No distrito há apenas uma UPA, à qual Yuri decidiu ir quando começou a sentir febre e dores na garganta. Lá não conseguiu realizar um teste, passou apenas por uma consulta na qual recebeu um “kit-Covid” com medicamentos como ivermectina, cuja eficácia contra a Covid-19 não tem confirmação científica. Para saber se de fato estava com o vírus, precisou recorrer a um laboratório particular, e, assim que testou positivo, se isolou, o que não foi novidade para ele, que já evitava ao máximo sair de casa por morar com os pais idosos. “Eu estava bastante receoso, com medo de pegar. Foi o primeiro réveillon em que não saí, passei em casa dormindo, nem fui para a rua”, narra.
Moradora de Arraial D’Ajuda há mais de trinta anos, Indi Carolina Oliveira, dona de uma pousada no local, diz que, durante a temporada de festas, precisou solicitar aos hóspedes que usassem máscaras. Em um desses episódios, no início de janeiro, os clientes, uma família, decidiram deixar o estabelecimento após o pedido. “Falei para ela colocar a máscara, ela não gostou e disse que ia chamar a polícia”, conta. “Devolvi o dinheiro e eles foram embora. Não precisaria ter que falar isso, todo mundo deveria já saber.”
Em Trancoso, moradores também relataram terem evitado sair de casa ao longo dos dias mais lotados com medo das aglomerações nas ruas. “Eu particularmente tinha medo até de ir no mercado”, diz a assistente social Aline Massoni. ”A gente se trancou para os turistas virem. A população local, quando possível, ficou trancada, e quando não, ficou em risco.”
Para Maria Glória Teixeira, as consequências mais graves das aglomerações vistas no fim de 2020 e começo de 2021 em Porto Seguro recaem sobre quem fica, já que “a população local mais vulnerável sempre é mais atingida, porque adoece e não tem assistência médica adequada”. Ela frisa, entretanto, que as implicações do desrespeito ao distanciamento social e ao uso de máscaras podem extravasar as fronteiras do município. “Os casos não só aumentaram em Porto Seguro e nos distritos, como muitas pessoas que estiveram ali se contaminaram e levaram o vírus para outras cidades e mesmo para o exterior”, pontua.

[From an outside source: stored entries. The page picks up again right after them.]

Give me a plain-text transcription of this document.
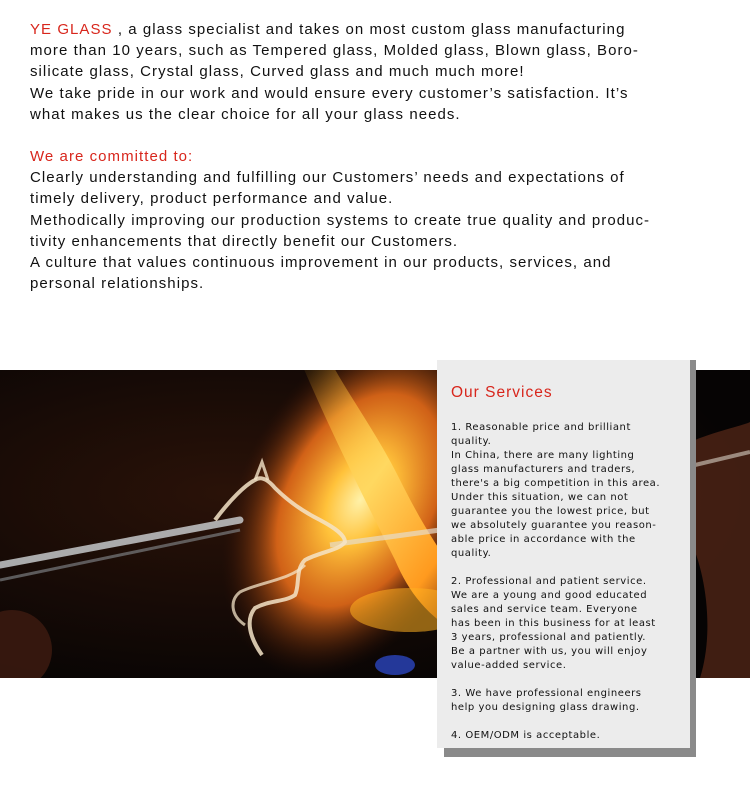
YE GLASS , a glass specialist and takes on most custom glass manufacturing

more than 10 years, such as Tempered glass, Molded glass, Blown glass, Boro-

silicate glass, Crystal glass, Curved glass and much much more!

We take pride in our work and would ensure every customer’s satisfaction. It’s

what makes us the clear choice for all your glass needs.

We are committed to:

Clearly understanding and fulfilling our Customers’ needs and expectations of

timely delivery, product performance and value.

Methodically improving our production systems to create true quality and produc-

tivity enhancements that directly benefit our Customers.

A culture that values continuous improvement in our products, services, and

personal relationships.

Our Services
1. Reasonable price and brilliant
quality.
In China, there are many lighting
glass manufacturers and traders,
there's a big competition in this area.
Under this situation, we can not
guarantee you the lowest price, but
we absolutely guarantee you reason-
able price in accordance with the
quality.
2. Professional and patient service.
We are a young and good educated
sales and service team. Everyone
has been in this business for at least
3 years, professional and patiently.
Be a partner with us, you will enjoy
value-added service.
3. We have professional engineers
help you designing glass drawing.
4. OEM/ODM is acceptable.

A epidemiologista aponta que teria sido possível aliar a prática do turismo às medidas de prevenção à Covid-19 se uma condição básica tivesse sido respeitada. “Primeiro teria que limitar o número de pessoas entrando na cidade – o que seria difícil –, depois promover distanciamento nas praias e proibir festas”, analisa. “Mas com a cidade apinhada de turistas, o resto seria tapar o sol com a peneira.”
Metodologia da análise de dados
Para os cálculos de média diária de novos casos por semana epidemiológica em todo o município de Porto Seguro, utilizamos os dados do Painel Coronavírus do Ministério da Saúde. Para o mesmo cálculo nos distritos de Trancoso, Arraial d’Ajuda e Caraíva, levantamos os dados a partir dos boletins epidemiológicos diários divulgados pela Prefeitura de Porto Seguro.
Os dados de internação em UTI de pacientes com SRAG decorrente de Covid-19 foram filtrados do banco de dados de Síndrome Respiratória Aguda Grave de 2020 e 2021, também do Ministério da Saúde, a partir do município de residência.